Minze anbauen und richtig verwenden
Ob als erfrischender Tee oder klassische Sauce zu Lammbraten und neuen Kartoffeln – Minze zählt zu den vielseitigsten Küchenkräutern. Außerdem ist sie ein echter Gewinn für den Garten, denn sie zieht hilfreiche Insekten an, wie Schwebfliegen, Florfliegen und Schmetterlinge.
Minze richtig anbauen
Minze wächst ausgesprochen robust und breitet sich rasch aus – sie kann schnell zur Plage werden, wenn man sie nicht kontrolliert. Deshalb sollten Sie Minze am besten an einem Ort pflanzen, an dem eine Ausbreitung kein Problem darstellt. Alternativ lässt sie sich auch gut in Kübeln oder begrenzten Beeten kultivieren.
Es gibt viele verschiedene Minzsorten, darunter Pfefferminze, grüne Minze, Bergamotte, Apfelminze, Ananasminze, Orangenminze und Wiesenminze. Am bekanntesten ist vermutlich die Pfefferminze, die Sie an ihren violetten Blättern erkennen. Minzpflanzen haben typische viereckige Stängel und werden zwischen 30 und 90 Zentimeter hoch.

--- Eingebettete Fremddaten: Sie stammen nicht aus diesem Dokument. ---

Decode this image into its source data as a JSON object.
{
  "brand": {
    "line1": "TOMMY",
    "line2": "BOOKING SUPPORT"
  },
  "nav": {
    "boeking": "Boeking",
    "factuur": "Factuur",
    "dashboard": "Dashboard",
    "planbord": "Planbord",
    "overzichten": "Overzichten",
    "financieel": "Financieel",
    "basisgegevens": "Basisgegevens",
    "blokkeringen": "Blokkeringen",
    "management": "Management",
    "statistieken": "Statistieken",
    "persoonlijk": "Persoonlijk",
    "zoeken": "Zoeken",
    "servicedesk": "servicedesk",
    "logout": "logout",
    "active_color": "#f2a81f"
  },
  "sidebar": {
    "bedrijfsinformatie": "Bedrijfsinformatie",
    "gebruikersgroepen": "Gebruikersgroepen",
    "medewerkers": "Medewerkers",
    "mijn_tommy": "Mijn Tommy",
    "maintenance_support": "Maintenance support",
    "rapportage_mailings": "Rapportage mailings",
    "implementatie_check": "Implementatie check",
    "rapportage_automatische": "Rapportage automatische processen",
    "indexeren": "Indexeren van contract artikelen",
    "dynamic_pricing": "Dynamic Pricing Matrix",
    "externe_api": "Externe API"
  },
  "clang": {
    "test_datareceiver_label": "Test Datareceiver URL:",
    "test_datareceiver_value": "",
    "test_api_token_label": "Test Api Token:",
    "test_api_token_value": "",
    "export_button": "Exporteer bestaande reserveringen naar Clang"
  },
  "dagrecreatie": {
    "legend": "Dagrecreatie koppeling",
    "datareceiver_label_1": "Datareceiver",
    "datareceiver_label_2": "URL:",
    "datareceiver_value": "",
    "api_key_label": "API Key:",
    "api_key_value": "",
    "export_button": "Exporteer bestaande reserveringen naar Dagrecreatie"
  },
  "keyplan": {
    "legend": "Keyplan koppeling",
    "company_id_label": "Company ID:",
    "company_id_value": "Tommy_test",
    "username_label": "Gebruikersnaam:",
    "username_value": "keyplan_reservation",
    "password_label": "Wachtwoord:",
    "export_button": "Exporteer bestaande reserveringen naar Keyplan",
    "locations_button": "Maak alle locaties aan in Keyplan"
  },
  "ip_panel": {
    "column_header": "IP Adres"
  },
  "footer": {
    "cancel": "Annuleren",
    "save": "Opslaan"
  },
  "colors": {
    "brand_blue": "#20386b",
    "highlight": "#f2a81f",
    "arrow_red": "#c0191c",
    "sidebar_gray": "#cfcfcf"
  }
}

Minze wächst auf diversen Bodentypen, bevorzugt aber lockeren, nährstoffreichen Boden, damit sie sich gut ausbreiten kann. Sie wächst dicht am Boden und sendet sogenannte Ausläufer (Stolonen) aus, die teils unterirdisch, teils oberirdisch wachsen. Die Pflanze ist während der gesamten Vegetationszeit wuchsaktiv.
Minze gedeiht sowohl an sonnigen als auch an halbschattigen Plätzen. Da sie so ertragreich ist, bekommt man von gärtnernden Freunden oft gerne Ableger geschenkt. Im Handel finden sich meist mindestens zwei verschiedene Minzsorten, auch Samen sind gut erhältlich. Minzsamen können direkt ins Freiland gesät werden, sobald keine Frostgefahr mehr besteht. Halten Sie den Boden bis zum Keimen feucht. Die Aussaat im Haus erfolgt acht bis zehn Wochen vor dem letzten Frost.
Zur Vermehrung eignen sich auch Stecklinge: Schneiden Sie dazu einen 8 bis 10 cm langen jungen Trieb von einer ausgewachsenen Pflanze ab, entfernen Sie die unteren Blätter und stellen Sie den Stängel in ein Glas Wasser auf die Fensterbank. Nach etwa einer Woche bilden sich Wurzeln.
Ist die Minze einmal gut eingewachsen, erfordert sie wenig Pflege. Die Herausforderung besteht hauptsächlich darin, die Pflanzen in ihrem Wachstum zu kontrollieren. Regelmäßiges Schneiden zum Ernten der Blätter verhindert, dass sie unerwünscht wild wuchert.
Sie können Minze jederzeit ernten. Nach dem letzten Frost treibt sie aus und wächst bis zum Herbst weiter, bis der Frost die oberirdischen Triebe zurückfräst.
Pflegehinweise für Minze
Für ein besonders intensives Aroma sollten Sie die Minze regelmäßig zurückschneiden, damit frische Blätter nachwachsen. Nach der Blüte im Spätsommer schneiden Sie die Pflanzen bodennah zurück und düngen mit einem stickstoffbetonten Dünger. So fördern Sie einen kräftigen Neuaustrieb für die Ernte im Herbst.
Im Herbst können Sie die Pflanzen teilen, um neue Pflanzen zu gewinnen. Heben Sie dabei einen Horst aus, zerteilen ihn mit dem Spaten und entsorgen den älteren Mittelteil. Die vitalen äußeren Teile pflanzen Sie an einem neuen Standort ein. Kübelminze teilt man ebenfalls im Herbst. Stellen Sie Töpfe auf Füße, um Staunässe im Winter zu vermeiden.
Häufige Schädlinge und Krankheiten
Minze ist meist recht widerstandsfähig gegen Schädlinge und Krankheiten. Manchmal kann jedoch Rost auftreten, der sich als kleine orange Flecken an der Blattunterseite zeigt. In diesem Fall empfiehlt sich der Einsatz eines Fungizids und das Vermeiden ständiger Nässe, damit die Pflanzen zwischen den Wassergaben abtrocknen können.
Gestresste Minzpflanzen können auch von alltäglichen Gartenschädlingen befallen werden, etwa Weiße Fliegen, Spinnmilben, Blattläuse oder Schmierläuse. Oft lässt sich das Problem beheben, indem man die Wachstumsbedingungen optimiert.